Bild: Röntgenaufnahme von Händen mit zwei fehlenden Fingern 
Aufgrund des Goltz-Syndroms
fehlen an der einen Hand zwei
Finger; © Rudolf Happle

Krankhaft veränderte Haut mit charakteristischem Streifenmuster sowie stark variierende Fehlbildungen von Haut, Augen und Skelett gehören zu den äußerlichen Merkmalen des Goltz-Syndroms. Weltweit sind derzeit einige hundert Fälle von Patienten bekannt, die an dieser Erbkrankheit leiden.

Neben äußerlich sichtbaren Merkmalen können auch Anomalien des Zentralen Nervensystems, des Magen-Darm-Trakts und des kardiovaskulären Systems auftreten. Die auch als fokale dermale Hypoplasie (FDH) bezeichnete Erkrankung führt bei männlichen Embryonen fast immer schon vor der Geburt zum Tod. Betroffene Frauen hingegen haben meist eine normale Lebenserwartung; bei schwerer Ausprägung des Syndroms sterben Patientinnen aber schon im Kleinkindalter.

Ein Team von Humangenetikern unter Leitung von Professor Dr. Karl-Heinz Grzeschik, Geschäftsführender Direktor des Zentrums für Humangenetik der Philipps-Universität Marburg, hat die molekulare Ursache dieser ungewöhnlichen und seltenen Erbkrankheit aufgespürt. Verantwortlich für das Syndrom, sind Mutationen im PORCN-Gen, das auf dem X-Chromosom liegt.

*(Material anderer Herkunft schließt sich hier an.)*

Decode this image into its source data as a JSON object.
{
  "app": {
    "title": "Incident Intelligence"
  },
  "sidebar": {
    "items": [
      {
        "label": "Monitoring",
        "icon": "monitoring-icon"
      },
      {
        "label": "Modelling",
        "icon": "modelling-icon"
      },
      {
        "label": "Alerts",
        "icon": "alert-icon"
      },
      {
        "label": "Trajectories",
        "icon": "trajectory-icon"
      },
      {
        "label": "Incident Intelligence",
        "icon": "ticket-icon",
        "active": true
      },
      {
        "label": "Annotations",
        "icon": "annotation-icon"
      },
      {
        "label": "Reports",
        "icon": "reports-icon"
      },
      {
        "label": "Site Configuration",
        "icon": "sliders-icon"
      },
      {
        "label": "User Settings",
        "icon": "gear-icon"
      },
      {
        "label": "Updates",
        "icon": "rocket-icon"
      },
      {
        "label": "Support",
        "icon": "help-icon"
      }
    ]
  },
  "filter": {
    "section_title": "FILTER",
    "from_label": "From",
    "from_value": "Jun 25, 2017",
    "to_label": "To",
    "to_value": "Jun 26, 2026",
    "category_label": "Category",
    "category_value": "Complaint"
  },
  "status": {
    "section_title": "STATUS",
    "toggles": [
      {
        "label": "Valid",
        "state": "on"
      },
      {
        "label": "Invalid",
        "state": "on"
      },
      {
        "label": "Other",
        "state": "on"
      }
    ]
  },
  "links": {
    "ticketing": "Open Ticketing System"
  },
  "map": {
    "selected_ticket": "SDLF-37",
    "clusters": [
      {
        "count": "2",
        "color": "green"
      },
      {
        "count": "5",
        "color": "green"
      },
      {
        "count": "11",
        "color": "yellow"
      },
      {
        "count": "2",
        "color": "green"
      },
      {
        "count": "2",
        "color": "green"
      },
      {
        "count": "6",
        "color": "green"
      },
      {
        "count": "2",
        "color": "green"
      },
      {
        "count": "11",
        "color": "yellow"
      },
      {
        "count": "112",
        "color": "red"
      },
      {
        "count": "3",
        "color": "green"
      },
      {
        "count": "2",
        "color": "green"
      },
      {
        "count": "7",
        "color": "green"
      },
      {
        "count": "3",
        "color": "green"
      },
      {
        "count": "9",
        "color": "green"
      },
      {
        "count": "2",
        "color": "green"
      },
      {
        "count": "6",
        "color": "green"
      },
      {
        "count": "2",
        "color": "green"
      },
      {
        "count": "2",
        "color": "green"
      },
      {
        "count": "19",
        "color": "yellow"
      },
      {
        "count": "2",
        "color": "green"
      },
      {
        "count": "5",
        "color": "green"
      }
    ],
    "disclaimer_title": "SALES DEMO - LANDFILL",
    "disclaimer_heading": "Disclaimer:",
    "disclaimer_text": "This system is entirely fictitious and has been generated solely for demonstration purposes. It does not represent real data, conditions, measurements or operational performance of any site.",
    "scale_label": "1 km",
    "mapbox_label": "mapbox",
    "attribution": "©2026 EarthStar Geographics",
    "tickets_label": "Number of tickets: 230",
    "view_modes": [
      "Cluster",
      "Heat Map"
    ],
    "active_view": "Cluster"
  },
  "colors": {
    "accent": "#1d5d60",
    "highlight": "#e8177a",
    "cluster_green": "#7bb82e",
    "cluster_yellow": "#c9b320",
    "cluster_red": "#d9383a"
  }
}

Dieses Gen kontrolliert die Funktion so genannter WNT-Proteine, die als Signalmoleküle in praktisch allen Bereichen der Embryonalentwicklung eine wichtige Rolle spielen: Normalerweise verknüpft PORCN die WNT-Proteine mit einem Ankermolekül, das ihnen hilft, die Zellmembran zu durchqueren, um dann außerhalb der Zelle ihre Signalfunktion wahrzunehmen. "Wenn diese Proteine aber nicht aktiv werden können, kommt es im Laufe der Embryonalentwicklung zu den charakteristischen Fehlbildungen", so Grzeschik.

"Nun können wir die Diagnose auch bei geringgradig betroffenen Frauen mit hoher Sicherheit stellen. Zudem ist für jene, die dies wünschen, die Möglichkeit der vorgeburtlichen Diagnostik gegeben", so der Humangenetiker. Der Schweregrad und die konkrete Ausprägung des Goltz-Syndroms lassen sich bislang allerdings nicht vorhersagen.